Twitter was especially one of the best online tools to collect this data in Turkey as the country ranks seventh in the world for users.
“People under the rubble called for help by sending tweets. Others retweeted them,” said Kapanoglu. “We have a tremendous amount of data there, and the API is the most reliable and the safest way to access that data continuously.”
Twitter is turning a blind eye
Since taking over the company, Musk has slashed off most of the engineers that previously updated the platform's systems that enabled the clean and efficient flow of reliable data.
An associate professor of International Relations at Ozyegin University in Istanbul, Akin Unver, told the site that routine attempts to access the social media's data server started to return inconsistent data as of late October.
Unver, also an expert on computational methods and digital crisis communication, added that the mass firing broke down the “previously robust and efficient engineering system built by Twitter.”

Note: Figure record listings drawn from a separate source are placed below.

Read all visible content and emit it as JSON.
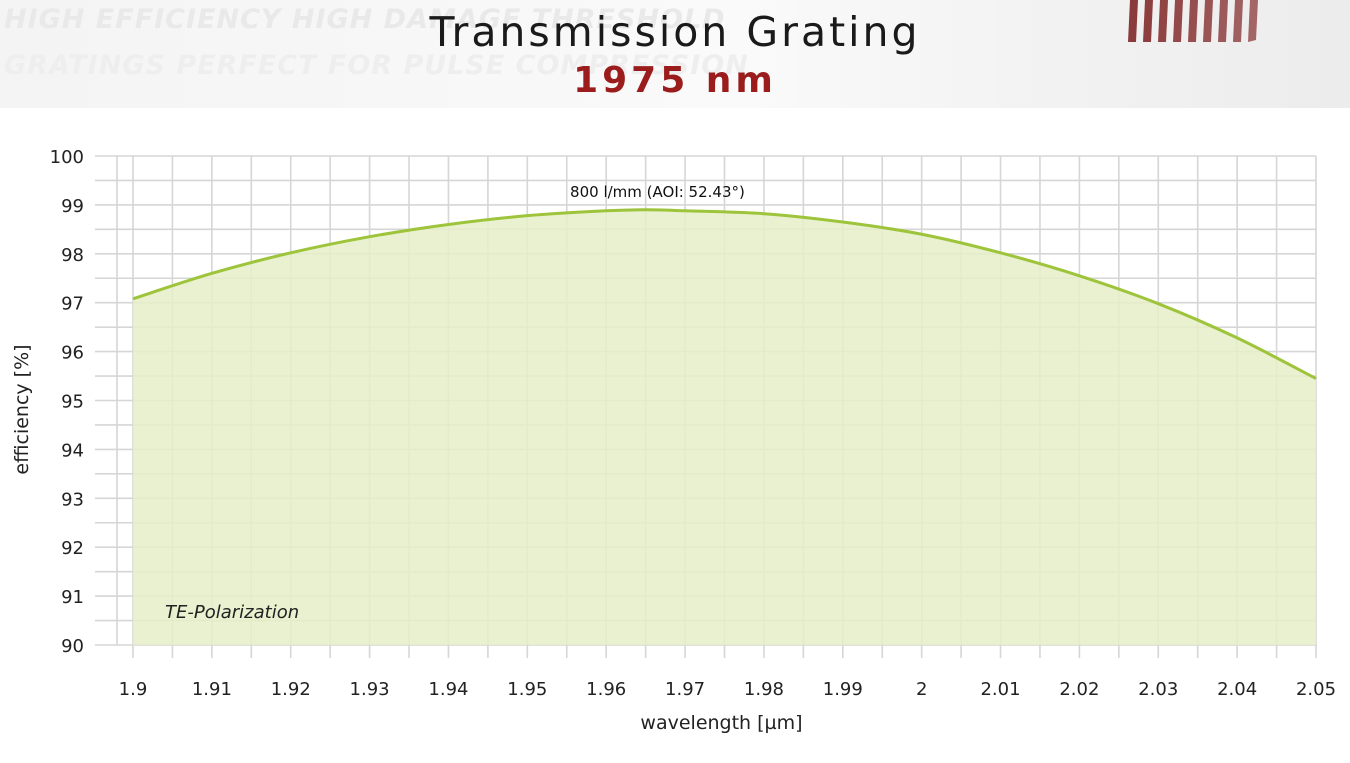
{
  "header": {
    "title": "Transmission Grating",
    "subtitle": "1975 nm",
    "background_text_line1": "HIGH EFFICIENCY HIGH DAMAGE THRESHOLD",
    "background_text_line2": "GRATINGS PERFECT FOR PULSE COMPRESSION"
  },
  "colors": {
    "curve": "#9dc43a",
    "fill": "#e6efc8",
    "grid": "#d6d6d6",
    "subtitle": "#9b1c1c"
  },
  "chart_data": {
    "type": "area",
    "title": "Transmission Grating",
    "subtitle": "1975 nm",
    "xlabel": "wavelength [µm]",
    "ylabel": "efficiency [%]",
    "xlim": [
      1.9,
      2.05
    ],
    "ylim": [
      90,
      100
    ],
    "x_ticks": [
      "1.9",
      "1.91",
      "1.92",
      "1.93",
      "1.94",
      "1.95",
      "1.96",
      "1.97",
      "1.98",
      "1.99",
      "2",
      "2.01",
      "2.02",
      "2.03",
      "2.04",
      "2.05"
    ],
    "y_ticks": [
      "100",
      "99",
      "98",
      "97",
      "96",
      "95",
      "94",
      "93",
      "92",
      "91",
      "90"
    ],
    "grid": true,
    "series": [
      {
        "name": "800 l/mm (AOI: 52.43°)",
        "x": [
          1.9,
          1.91,
          1.92,
          1.93,
          1.94,
          1.95,
          1.96,
          1.965,
          1.97,
          1.98,
          1.99,
          2.0,
          2.01,
          2.02,
          2.03,
          2.04,
          2.05
        ],
        "values": [
          97.08,
          97.6,
          98.02,
          98.35,
          98.6,
          98.78,
          98.88,
          98.9,
          98.88,
          98.82,
          98.65,
          98.4,
          98.02,
          97.55,
          96.98,
          96.28,
          95.45
        ]
      }
    ],
    "annotations": [
      "800 l/mm (AOI: 52.43°)",
      "TE-Polarization"
    ]
  }
}
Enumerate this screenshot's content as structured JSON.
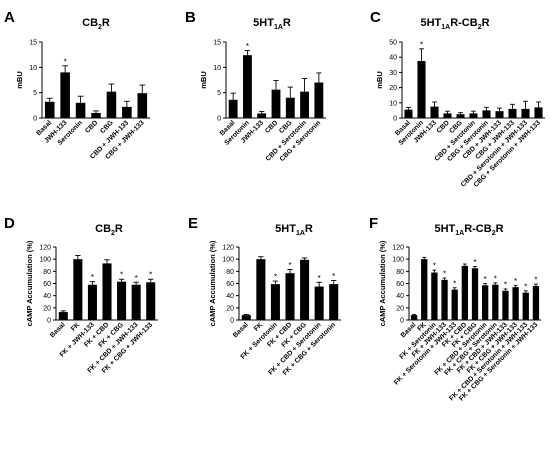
{
  "chart_data": [
    {
      "type": "bar",
      "panel_letter": "A",
      "title": "CB",
      "title_sub": "2",
      "title_tail": "R",
      "ylabel": "mBU",
      "ylim": [
        0,
        15
      ],
      "yticks": [
        0,
        5,
        10,
        15
      ],
      "categories": [
        "Basal",
        "JWH-133",
        "Serotonin",
        "CBD",
        "CBG",
        "CBD + JWH-133",
        "CBG + JWH-133"
      ],
      "values": [
        3.2,
        9.0,
        3.0,
        1.0,
        5.2,
        2.2,
        4.9
      ],
      "errors": [
        0.7,
        1.3,
        1.3,
        0.4,
        1.5,
        1.1,
        1.6
      ],
      "significance": [
        "",
        "*",
        "",
        "",
        "",
        "",
        ""
      ]
    },
    {
      "type": "bar",
      "panel_letter": "B",
      "title": "5HT",
      "title_sub": "1A",
      "title_tail": "R",
      "ylabel": "mBU",
      "ylim": [
        0,
        15
      ],
      "yticks": [
        0,
        5,
        10,
        15
      ],
      "categories": [
        "Basal",
        "Serotonin",
        "JWH-133",
        "CBD",
        "CBG",
        "CBD + Serotonin",
        "CBG + Serotonin"
      ],
      "values": [
        3.6,
        12.4,
        0.9,
        5.6,
        4.0,
        5.2,
        7.0
      ],
      "errors": [
        1.3,
        0.9,
        0.4,
        1.8,
        2.1,
        2.6,
        1.9
      ],
      "significance": [
        "",
        "*",
        "",
        "",
        "",
        "",
        ""
      ]
    },
    {
      "type": "bar",
      "panel_letter": "C",
      "title": "5HT",
      "title_sub": "1A",
      "title_tail": "R-CB",
      "title_sub2": "2",
      "title_tail2": "R",
      "ylabel": "mBU",
      "ylim": [
        0,
        50
      ],
      "yticks": [
        0,
        10,
        20,
        30,
        40,
        50
      ],
      "categories": [
        "Basal",
        "Serotonin",
        "JWH-133",
        "CBD",
        "CBG",
        "CBD + Serotonin",
        "CBG + Serotonin",
        "CBD + JWH-133",
        "CBG + JWH-133",
        "CBD + Serotonin + JWH-133",
        "CBG + Serotonin + JWH-133"
      ],
      "values": [
        5.5,
        37.5,
        7.5,
        3.0,
        2.5,
        3.0,
        5.0,
        4.5,
        6.0,
        6.0,
        7.0
      ],
      "errors": [
        1.5,
        8.0,
        3.0,
        1.5,
        1.0,
        1.5,
        2.0,
        2.0,
        3.0,
        5.0,
        3.5
      ],
      "significance": [
        "",
        "*",
        "",
        "",
        "",
        "",
        "",
        "",
        "",
        "",
        ""
      ]
    },
    {
      "type": "bar",
      "panel_letter": "D",
      "title": "CB",
      "title_sub": "2",
      "title_tail": "R",
      "ylabel": "cAMP Accumulation (%)",
      "ylim": [
        0,
        120
      ],
      "yticks": [
        0,
        20,
        40,
        60,
        80,
        100,
        120
      ],
      "categories": [
        "Basal",
        "FK",
        "FK + JWH-133",
        "FK + CBD",
        "FK + CBG",
        "FK + CBD + JWH-133",
        "FK + CBG + JWH-133"
      ],
      "values": [
        13,
        100,
        58,
        93,
        63,
        58,
        62
      ],
      "errors": [
        2,
        6,
        5,
        6,
        4,
        4,
        5
      ],
      "significance": [
        "",
        "",
        "*",
        "",
        "*",
        "*",
        "*"
      ]
    },
    {
      "type": "bar",
      "panel_letter": "E",
      "title": "5HT",
      "title_sub": "1A",
      "title_tail": "R",
      "ylabel": "cAMP Accumulation (%)",
      "ylim": [
        0,
        120
      ],
      "yticks": [
        0,
        20,
        40,
        60,
        80,
        100,
        120
      ],
      "categories": [
        "Basal",
        "FK",
        "FK + Serotonin",
        "FK + CBD",
        "FK + CBG",
        "FK + CBD + Serotonin",
        "FK + CBG + Serotonin"
      ],
      "values": [
        8,
        100,
        59,
        77,
        99,
        55,
        59
      ],
      "errors": [
        1,
        4,
        5,
        6,
        3,
        7,
        6
      ],
      "significance": [
        "",
        "",
        "*",
        "*",
        "",
        "*",
        "*"
      ]
    },
    {
      "type": "bar",
      "panel_letter": "F",
      "title": "5HT",
      "title_sub": "1A",
      "title_tail": "R-CB",
      "title_sub2": "2",
      "title_tail2": "R",
      "ylabel": "cAMP Accumulation (%)",
      "ylim": [
        0,
        120
      ],
      "yticks": [
        0,
        20,
        40,
        60,
        80,
        100,
        120
      ],
      "categories": [
        "Basal",
        "FK",
        "FK + Serotonin",
        "FK + JWH-133",
        "FK + Serotonin + JWH-133",
        "FK + CBD",
        "FK + CBG",
        "FK + CBD + Serotonin",
        "FK + CBG + Serotonin",
        "FK + CBD + JWH-133",
        "FK + CBG + JWH-133",
        "FK + CBD + Serotonin + JWH-133",
        "FK + CBG + Serotonin + JWH-133"
      ],
      "values": [
        8,
        100,
        78,
        66,
        50,
        89,
        85,
        57,
        58,
        48,
        54,
        45,
        56
      ],
      "errors": [
        1,
        3,
        4,
        3,
        3,
        3,
        3,
        3,
        3,
        3,
        3,
        3,
        3
      ],
      "significance": [
        "",
        "",
        "*",
        "*",
        "*",
        "",
        "*",
        "*",
        "*",
        "*",
        "*",
        "*",
        "*"
      ]
    }
  ]
}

Twitter Developers’ Communities, a portal that served as a communication method between data analysts and Twitter's engineering teams, has been inactive since Musk took over, while Twitter has not responded to complaints on that matter, Unver added.

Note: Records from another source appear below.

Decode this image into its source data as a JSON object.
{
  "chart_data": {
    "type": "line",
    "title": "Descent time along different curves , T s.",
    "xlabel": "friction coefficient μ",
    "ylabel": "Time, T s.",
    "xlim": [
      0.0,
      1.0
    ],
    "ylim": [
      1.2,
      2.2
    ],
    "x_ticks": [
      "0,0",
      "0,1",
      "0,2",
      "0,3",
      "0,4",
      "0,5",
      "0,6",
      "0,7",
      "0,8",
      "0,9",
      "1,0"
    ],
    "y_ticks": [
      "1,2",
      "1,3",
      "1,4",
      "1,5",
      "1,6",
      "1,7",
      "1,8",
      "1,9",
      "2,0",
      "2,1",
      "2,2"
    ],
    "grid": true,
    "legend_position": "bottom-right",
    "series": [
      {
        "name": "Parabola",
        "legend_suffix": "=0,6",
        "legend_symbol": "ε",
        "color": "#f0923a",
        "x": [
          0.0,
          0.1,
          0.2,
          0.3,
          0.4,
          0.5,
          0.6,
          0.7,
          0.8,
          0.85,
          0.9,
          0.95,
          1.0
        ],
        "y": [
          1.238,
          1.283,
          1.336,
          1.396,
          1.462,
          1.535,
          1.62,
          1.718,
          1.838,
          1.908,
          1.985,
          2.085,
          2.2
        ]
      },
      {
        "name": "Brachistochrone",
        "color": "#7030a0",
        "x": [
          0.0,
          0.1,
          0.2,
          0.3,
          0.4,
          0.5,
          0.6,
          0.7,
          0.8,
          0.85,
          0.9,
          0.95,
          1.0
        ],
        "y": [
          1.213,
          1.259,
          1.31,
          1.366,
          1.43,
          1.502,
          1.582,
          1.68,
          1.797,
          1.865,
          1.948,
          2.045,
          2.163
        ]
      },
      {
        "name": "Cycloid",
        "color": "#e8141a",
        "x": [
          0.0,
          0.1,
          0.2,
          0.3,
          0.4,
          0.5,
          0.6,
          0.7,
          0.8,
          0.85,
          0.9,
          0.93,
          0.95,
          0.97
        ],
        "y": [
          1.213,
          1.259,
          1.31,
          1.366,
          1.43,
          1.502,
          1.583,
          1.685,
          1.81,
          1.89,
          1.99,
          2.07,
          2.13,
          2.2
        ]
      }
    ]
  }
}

Ugur Kursuncu, a computer scientist at Georgia State University who is also participating in the effort, said that Twitter's out-of-the-blue announced surprised programmers taking part in relief efforts and caused a lot of confusion among the community who can lack a very valuable source of public data.
“Twitter is just turning a blind eye,” Kursuncu told the site. “People have resorted to just tagging [Musk] on Twitter.”
“The social consequences of the business decisions being made by these platforms have to be accounted for, because any kind of restrictions or limitations are going to have very serious consequences that are going to impact millions of people’s lives," he concluded.